By Angela Chen 

Supervalu Inc. said Tuesday that it is considering spinning off its Save-A-Lot chain to better focus on its other segments, as the discount chain reported better-than-expected results for the June quarter.

Shares of Supervalu, which had fallen 24% this year through Monday's close, jumped 11% to $8.18 in early trade on Tuesday.

Supervalu owns supermarket chains including Cub, Fresh Farm and Shop n' Save. Like other supermarket operators, Supervalu is facing increased competition from a wide range of rivals including warehouse clubs, major retailers such as Wal-Mart Stores Inc. and dollar stores.
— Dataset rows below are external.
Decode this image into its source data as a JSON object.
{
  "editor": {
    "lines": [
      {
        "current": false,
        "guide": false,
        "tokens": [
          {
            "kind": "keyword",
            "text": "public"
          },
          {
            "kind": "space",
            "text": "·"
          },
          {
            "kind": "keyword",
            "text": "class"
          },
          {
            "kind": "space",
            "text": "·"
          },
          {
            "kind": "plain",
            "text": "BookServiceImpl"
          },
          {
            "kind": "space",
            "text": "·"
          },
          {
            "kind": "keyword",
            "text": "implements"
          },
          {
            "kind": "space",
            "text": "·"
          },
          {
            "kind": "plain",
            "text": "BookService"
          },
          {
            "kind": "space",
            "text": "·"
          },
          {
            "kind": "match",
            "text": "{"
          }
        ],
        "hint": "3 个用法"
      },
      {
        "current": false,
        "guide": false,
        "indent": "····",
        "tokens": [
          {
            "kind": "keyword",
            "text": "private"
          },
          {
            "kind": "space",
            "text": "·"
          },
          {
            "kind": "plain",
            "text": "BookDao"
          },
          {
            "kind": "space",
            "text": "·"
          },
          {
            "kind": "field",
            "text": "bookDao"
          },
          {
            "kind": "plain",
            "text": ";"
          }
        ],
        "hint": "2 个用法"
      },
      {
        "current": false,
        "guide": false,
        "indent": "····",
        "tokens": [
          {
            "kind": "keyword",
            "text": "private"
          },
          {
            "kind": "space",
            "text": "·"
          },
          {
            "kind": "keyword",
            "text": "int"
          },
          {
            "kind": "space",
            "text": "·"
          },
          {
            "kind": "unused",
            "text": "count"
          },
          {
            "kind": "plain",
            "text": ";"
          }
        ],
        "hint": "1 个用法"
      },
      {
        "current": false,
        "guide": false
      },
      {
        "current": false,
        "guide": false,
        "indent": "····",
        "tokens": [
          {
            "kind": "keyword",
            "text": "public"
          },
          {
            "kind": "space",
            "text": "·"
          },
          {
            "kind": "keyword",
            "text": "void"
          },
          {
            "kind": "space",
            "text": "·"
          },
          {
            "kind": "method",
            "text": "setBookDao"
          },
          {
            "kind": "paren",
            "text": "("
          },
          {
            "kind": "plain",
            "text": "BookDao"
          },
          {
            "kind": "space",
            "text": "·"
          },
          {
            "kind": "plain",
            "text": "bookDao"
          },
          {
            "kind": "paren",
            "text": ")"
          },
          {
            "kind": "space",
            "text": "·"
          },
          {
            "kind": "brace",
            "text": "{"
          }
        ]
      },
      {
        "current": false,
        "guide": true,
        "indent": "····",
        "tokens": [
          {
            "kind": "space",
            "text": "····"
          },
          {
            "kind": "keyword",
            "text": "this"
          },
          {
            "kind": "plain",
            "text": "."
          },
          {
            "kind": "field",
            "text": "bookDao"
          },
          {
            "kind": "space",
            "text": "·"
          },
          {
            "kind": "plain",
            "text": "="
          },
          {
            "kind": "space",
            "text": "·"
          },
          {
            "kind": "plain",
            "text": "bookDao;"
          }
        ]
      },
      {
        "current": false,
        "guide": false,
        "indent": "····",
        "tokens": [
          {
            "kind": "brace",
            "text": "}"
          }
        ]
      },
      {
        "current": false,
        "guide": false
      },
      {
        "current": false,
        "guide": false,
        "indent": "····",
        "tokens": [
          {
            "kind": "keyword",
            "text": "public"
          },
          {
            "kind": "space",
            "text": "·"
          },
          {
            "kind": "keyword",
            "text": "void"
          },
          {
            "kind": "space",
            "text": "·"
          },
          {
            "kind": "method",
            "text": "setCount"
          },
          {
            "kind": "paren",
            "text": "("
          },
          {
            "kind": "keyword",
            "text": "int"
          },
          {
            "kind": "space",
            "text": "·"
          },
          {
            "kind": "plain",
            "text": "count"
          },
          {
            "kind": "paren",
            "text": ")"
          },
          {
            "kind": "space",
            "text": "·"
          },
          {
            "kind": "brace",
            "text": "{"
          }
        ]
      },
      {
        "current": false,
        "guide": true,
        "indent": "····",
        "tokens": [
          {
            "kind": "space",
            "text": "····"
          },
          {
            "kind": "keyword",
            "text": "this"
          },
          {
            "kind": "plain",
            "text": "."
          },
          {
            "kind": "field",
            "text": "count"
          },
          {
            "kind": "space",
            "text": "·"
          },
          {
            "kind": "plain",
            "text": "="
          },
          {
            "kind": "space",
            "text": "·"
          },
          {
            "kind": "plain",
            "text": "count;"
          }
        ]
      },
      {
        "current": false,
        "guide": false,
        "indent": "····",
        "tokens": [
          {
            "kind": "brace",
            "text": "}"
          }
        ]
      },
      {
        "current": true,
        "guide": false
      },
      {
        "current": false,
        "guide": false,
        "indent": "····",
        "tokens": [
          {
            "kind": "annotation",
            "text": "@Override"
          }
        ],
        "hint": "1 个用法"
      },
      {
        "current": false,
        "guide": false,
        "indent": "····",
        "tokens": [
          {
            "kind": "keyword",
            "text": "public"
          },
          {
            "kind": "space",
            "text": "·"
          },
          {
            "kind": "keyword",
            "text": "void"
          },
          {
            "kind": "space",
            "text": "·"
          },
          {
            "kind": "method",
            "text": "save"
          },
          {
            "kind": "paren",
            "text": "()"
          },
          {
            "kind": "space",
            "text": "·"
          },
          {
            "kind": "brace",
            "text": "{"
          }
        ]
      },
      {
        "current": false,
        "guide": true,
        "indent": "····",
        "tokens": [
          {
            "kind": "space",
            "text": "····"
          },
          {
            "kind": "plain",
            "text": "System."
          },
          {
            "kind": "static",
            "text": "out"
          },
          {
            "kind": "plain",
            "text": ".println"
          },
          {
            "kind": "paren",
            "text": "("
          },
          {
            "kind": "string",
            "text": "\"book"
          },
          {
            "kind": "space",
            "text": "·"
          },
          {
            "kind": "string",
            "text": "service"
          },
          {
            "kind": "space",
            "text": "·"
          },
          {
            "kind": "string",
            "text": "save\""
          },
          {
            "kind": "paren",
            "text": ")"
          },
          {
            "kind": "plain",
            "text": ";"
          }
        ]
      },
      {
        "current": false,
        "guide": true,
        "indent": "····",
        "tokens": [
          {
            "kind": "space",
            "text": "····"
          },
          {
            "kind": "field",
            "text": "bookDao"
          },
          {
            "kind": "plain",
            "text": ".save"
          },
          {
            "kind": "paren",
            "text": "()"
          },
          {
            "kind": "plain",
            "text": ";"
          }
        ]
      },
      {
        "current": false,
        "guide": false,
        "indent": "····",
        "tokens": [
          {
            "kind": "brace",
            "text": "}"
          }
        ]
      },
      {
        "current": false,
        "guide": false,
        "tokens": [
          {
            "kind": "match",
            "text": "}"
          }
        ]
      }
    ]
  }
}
There is no specific timetable set for the possible spinoff. About a third of Save-A-Lot's 1,300 stores are company-owned and the brand has been a strong performer for the Eden Prairie, Minn., company, notably when the company was in trouble several years ago as other operations struggled. In its most recent quarter, corporate Save-A-Lot stores logged 2.8% identical-store-sales growth, compared with 0.6% for the network as a whole. Sales were $1.41 billion, up from $1.36 billion a year earlier.

Supervalu's retail food segment identical-store sales were down 0.3%. Sales for the segment increased to $1.47 billion from $1.43 billion, mostly due to the impact of new store openings.

Overall, Supervalu reported a profit of $61 million, or 23 cents a share, up from $43 million, or 17 cents a share, a year earlier. Revenue increased to $5.41 billion from $5.26 billion.

Analysts expected per-share profit of 20 cents and revenue of $5.39 billion, according to FactSet.